Wednesday, February 23, 2011

Life is Hard, but Beautiful

About 10 months ago I started a new life with a wonderful woman who has profoundly changed me for the better. I thought I knew what to expect when I got married, but it turns out my expectations were only a fraction of it. I guess I expected an incredible first year where we could just love each other and be best friends all the time and have fun and laugh and go on adventures and finally not have to say goodbye at the end of the night. Well, this part of my expectations was correct. But, what I didn't foresee was everything else. I consider myself a reasonable person. I knew there would be hard times, too, but I guess it's like most big challenges in life; they always end up being way harder than you could have prepared yourself for.
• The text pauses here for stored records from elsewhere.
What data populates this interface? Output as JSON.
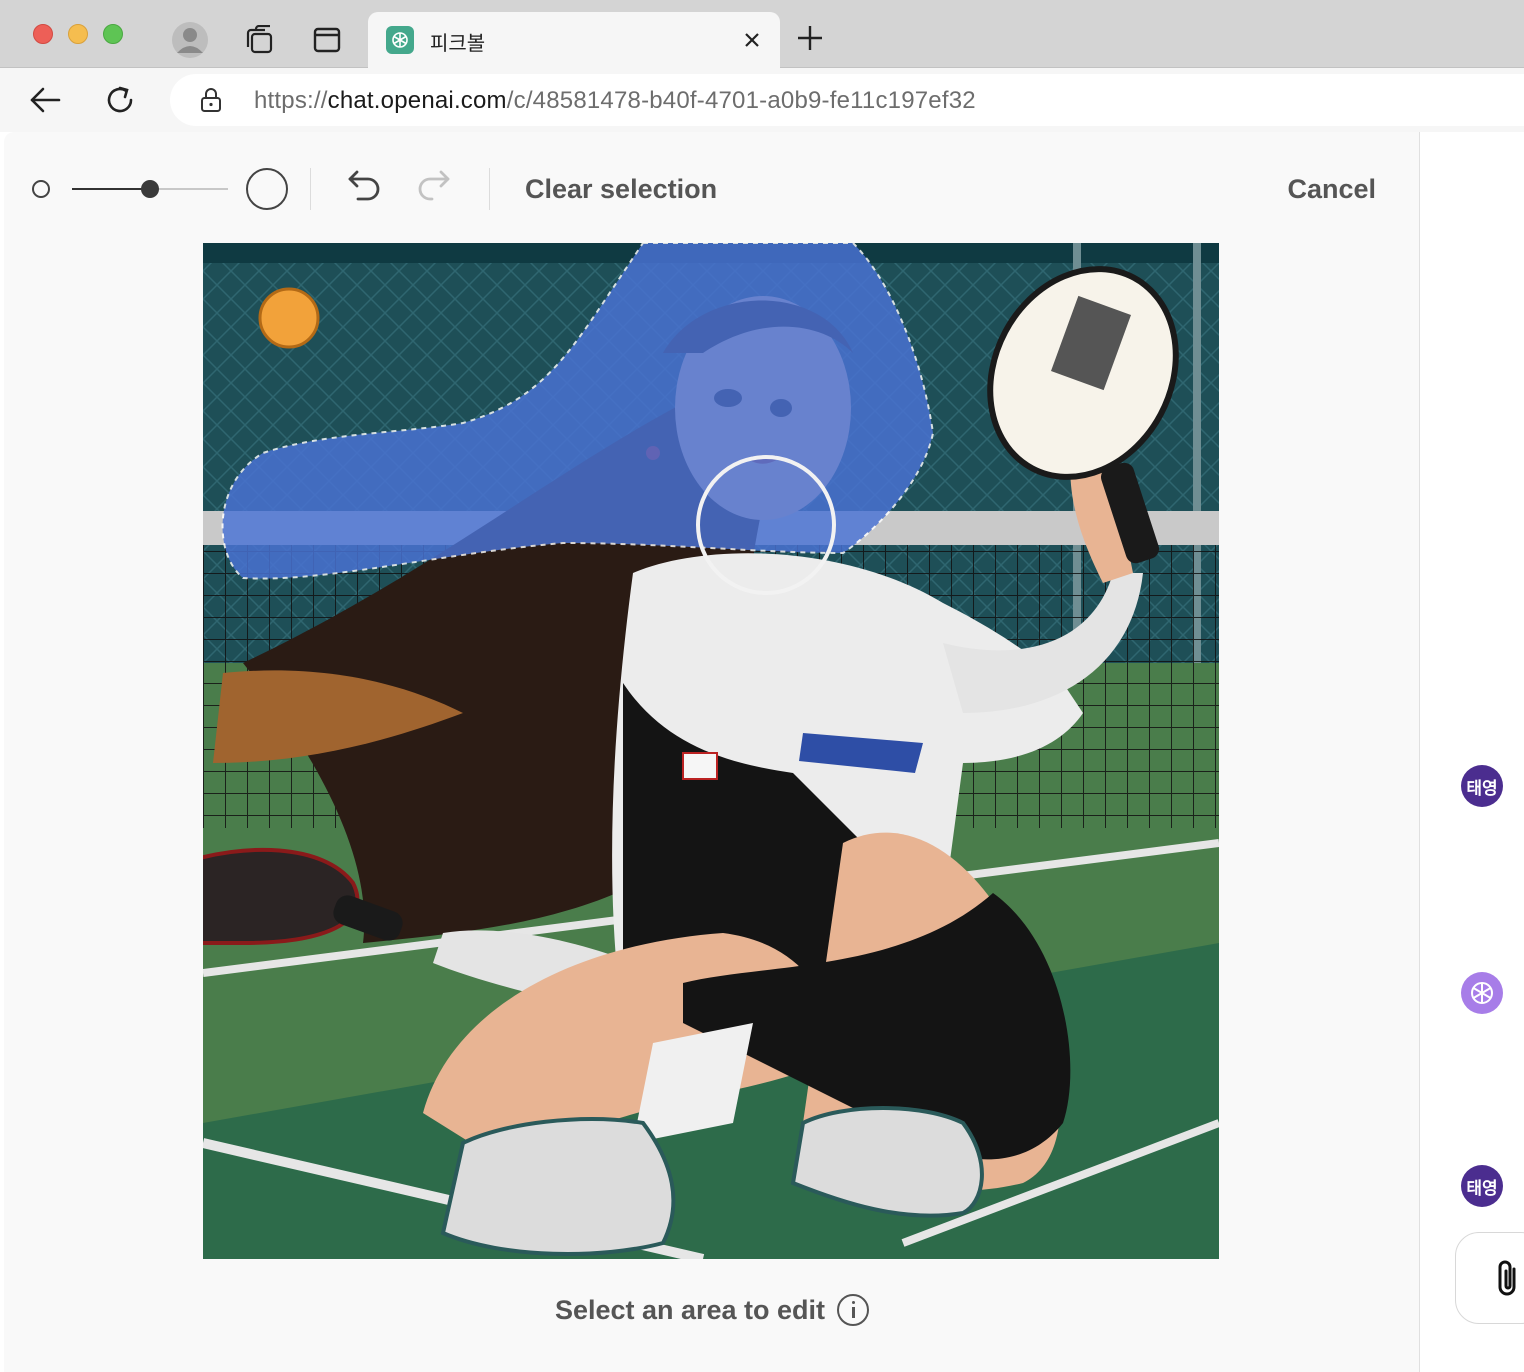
{
  "browser": {
    "tab_title": "피크볼",
    "url_prefix": "https://",
    "url_host": "chat.openai.com",
    "url_path": "/c/48581478-b40f-4701-a0b9-fe11c197ef32"
  },
  "editor": {
    "clear_label": "Clear selection",
    "cancel_label": "Cancel",
    "hint": "Select an area to edit",
    "brush_size_fraction": 0.5,
    "icons": [
      "brush-small-icon",
      "brush-large-icon",
      "undo-icon",
      "redo-icon",
      "info-icon"
    ]
  },
  "sidebar": {
    "user_initials": "태영",
    "attach_icon": "paperclip-icon"
  },
  "colors": {
    "selection": "#4a73d6",
    "accent_user": "#4b2d8f",
    "accent_gpt": "#a77de8"
  }
}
And honestly, sometimes I feel like I'm drowning in the responsibility of it all. I find myself wishing there was an easy way out of financial struggles, an easy way to juggle 34 hours of work a week and 12 credits in school, and still somehow find a few hours to spend with my wife in the week. A shortcut would be such a relief.

The hard truth is that, for the future I'm hoping for, shortcuts don't exist. Anything worth striving for, any dream you may have of becoming something great requires work, sometimes even pain, tears, and suffering.

Tonight, as I sat in the little room in the Salt Lake Institute of Religion, the principles of diligence and patience hit home and brought a familiar, intense understanding, the likes of which I've felt many times before. There are so many things that a person can be; so many things a person can accomplish in his or her lifetime. But the kinds of things that are actually worth being and accomplishing often take just that: a lifetime. The things that will really make you happy take work and thought and loads and loads of self-discipline. They require sacrifice.

And sacrifice, if done for the right reasons, doesn't have to be unbearable.

I guess I kind of already knew all this. I mean, I'd been told all of this. But there's a difference between being told something and learning something, and recently I feel like I've been learning. And I like learning. So give it your best shot, life.

1 comment:

  1. You guys are always welcome to dinner, clothes washing, or anything else we can offer. We love you both!